I watched It’s a Wonderful Life (Frank Capra, 1946) this afternoon. It’s a yearly ritual. My companion and I, who avowedly “don’t do Christmas”, make these little concessions: It’s a Wonderful Life on Christmas Eve. A Christmas Carol on Christmas Day. And though we harrumph our way through them, like the consummate curmudgeons we are, bemoaning how cringingly annoying Tiny Tim unfailingly is, a tear nevertheless pricks at our eyes at those points in the narrative that are designed precisely to manipulate all but the most hardened viewer, touching on our collective weak spot for beautiful lies about hope, kindness, and personal redemption.
Towards the end of It’s a Wonderful Life, Clarence (Henry Travers), the “angel class 2” questing for his wings, shows a suicidal George, played by a young Jimmy Stewart, all the horrors that would have befallen his small home town of Bedford Falls had he never been born. Bedford Falls is now renamed “Potterville”, after the corrupt Plutocrat who, in this parallel world, absent George’s friendly family business, has a monopoly on the townspeople’s accommodation and debt. George’s little brother, who went on be a decorated war hero in Bedford Falls, instead died at the age of 9 in Potterville, because George was not there to save him when he slipped into an icy lake. The old druggist, Gower, for whom George worked as a boy, is an outcast who has served time in jail because there was no young George to stop him accidentally dispensing poison to a customer in a grief-stricken state on the day of his son’s death. But finally, when Clarence has revealed bombshell after bombshell, and he has told our hero “you see, George, you had a wonderful life”, and our eyes are as wet and stinging as they can get, he drops the ultimate piece of bad news about the alternative, George-free world of Potterville. “What happened to Mary?” George asks, of his wife (Donna Reed). Clarence is loth to tell him. Clarence demurs. “I’m not supposed to tell you…,” he protests. Finally, however, he speaks the fated words: “She became an old maid”! The horror on George’s face is an absolute picture.
Then we see the Pottersville version of Mary. She is a librarian; her hair is pulled primly back; spectacles are perched on her nose. She hurries from the library, clutching her bag to her chest, brow furrowed, visibly beset by nerves: a picture of curdled, sexually unsatisfied femininity. When a desperate George approaches her with the words “I’m your husband”, she screams, completing this portrait of hysteria.
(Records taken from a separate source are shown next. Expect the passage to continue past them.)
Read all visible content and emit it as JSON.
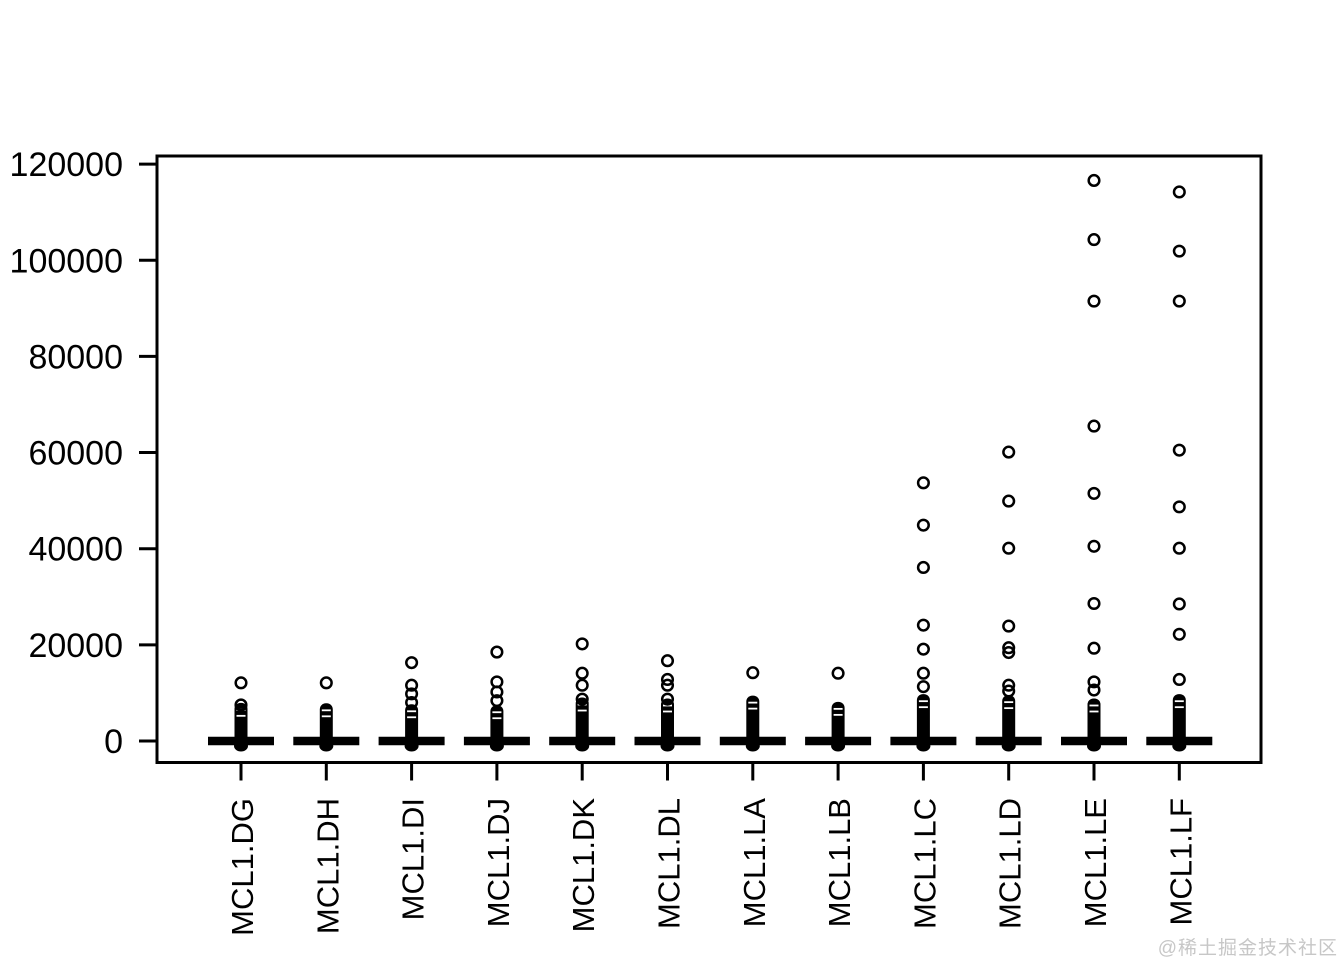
{
  "watermark": "@稀土掘金技术社区",
  "chart_data": {
    "type": "boxplot",
    "title": "",
    "xlabel": "",
    "ylabel": "",
    "ylim": [
      0,
      120000
    ],
    "yticks": [
      0,
      20000,
      40000,
      60000,
      80000,
      100000,
      120000
    ],
    "ytick_labels": [
      "0",
      "20000",
      "40000",
      "60000",
      "80000",
      "100000",
      "120000"
    ],
    "grid": false,
    "legend": null,
    "x_axis_label_rotation": "vertical",
    "box_style": "boxes collapsed near zero (median bar at 0), open-circle outliers stacked above",
    "categories": [
      "MCL1.DG",
      "MCL1.DH",
      "MCL1.DI",
      "MCL1.DJ",
      "MCL1.DK",
      "MCL1.DL",
      "MCL1.LA",
      "MCL1.LB",
      "MCL1.LC",
      "MCL1.LD",
      "MCL1.LE",
      "MCL1.LF"
    ],
    "series": [
      {
        "label": "MCL1.DG",
        "median": 0,
        "dense_outliers_up_to": 6900,
        "outliers": [
          12100,
          7500
        ]
      },
      {
        "label": "MCL1.DH",
        "median": 0,
        "dense_outliers_up_to": 6800,
        "outliers": [
          12100
        ]
      },
      {
        "label": "MCL1.DI",
        "median": 0,
        "dense_outliers_up_to": 6600,
        "outliers": [
          16300,
          11600,
          9800,
          8000
        ]
      },
      {
        "label": "MCL1.DJ",
        "median": 0,
        "dense_outliers_up_to": 6400,
        "outliers": [
          18500,
          12300,
          10200,
          8400
        ]
      },
      {
        "label": "MCL1.DK",
        "median": 0,
        "dense_outliers_up_to": 8000,
        "outliers": [
          20200,
          14100,
          11600,
          8700
        ]
      },
      {
        "label": "MCL1.DL",
        "median": 0,
        "dense_outliers_up_to": 7800,
        "outliers": [
          16700,
          12800,
          11600,
          8700
        ]
      },
      {
        "label": "MCL1.LA",
        "median": 0,
        "dense_outliers_up_to": 8400,
        "outliers": [
          14200
        ]
      },
      {
        "label": "MCL1.LB",
        "median": 0,
        "dense_outliers_up_to": 7100,
        "outliers": [
          14100
        ]
      },
      {
        "label": "MCL1.LC",
        "median": 0,
        "dense_outliers_up_to": 8700,
        "outliers": [
          53700,
          44900,
          36100,
          24100,
          19100,
          14100,
          11300
        ]
      },
      {
        "label": "MCL1.LD",
        "median": 0,
        "dense_outliers_up_to": 8500,
        "outliers": [
          60100,
          49900,
          40100,
          23900,
          19400,
          18400,
          11600,
          10400
        ]
      },
      {
        "label": "MCL1.LE",
        "median": 0,
        "dense_outliers_up_to": 7800,
        "outliers": [
          116600,
          104300,
          91500,
          65500,
          51500,
          40500,
          28600,
          19300,
          12300,
          10600
        ]
      },
      {
        "label": "MCL1.LF",
        "median": 0,
        "dense_outliers_up_to": 8700,
        "outliers": [
          114200,
          101900,
          91500,
          60500,
          48700,
          40100,
          28500,
          22200,
          12800
        ]
      }
    ]
  }
}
Without having benefited from contact with the healing properties of a man’s penis and undergone the female duty of maternal labour in its literal and figurative senses, Mary has met the very worst end that can be imagined for a woman in her society: being alone and working for a living.
It’s around that point that the tears in my eyes dry right up and a feminist grimace quirks my curmudgeonly upper lip. It simply won’t do to think “well, the film was made in the 1940s; things are different now…”. For the message the film delivers at this point is not so far from the message of noughties mainstream films such as Bridget Jones’s Diary (2001), which opens with single girl Renée Zellweger at Christmas, alone in her flat, singing drunken, desperate karaoke (Jamie O’Neal’s “All by myself”) in her pyjamas, and ends with her embracing Colin Firth in just her knickers and sweater in a swirling snowstorm, her face a picture of blessed relief at the dreadful fate she has escaped. The invidious message has really not passed away from our culture as it should have done. What is that message?
It’s a wonderful life… for the obediently heteronormative!
***
Yuletide greetings, Sex Critical readers. May your chestnuts roast, may your pudding flame, and may your critical edge not be blunted by the saccharine of the season.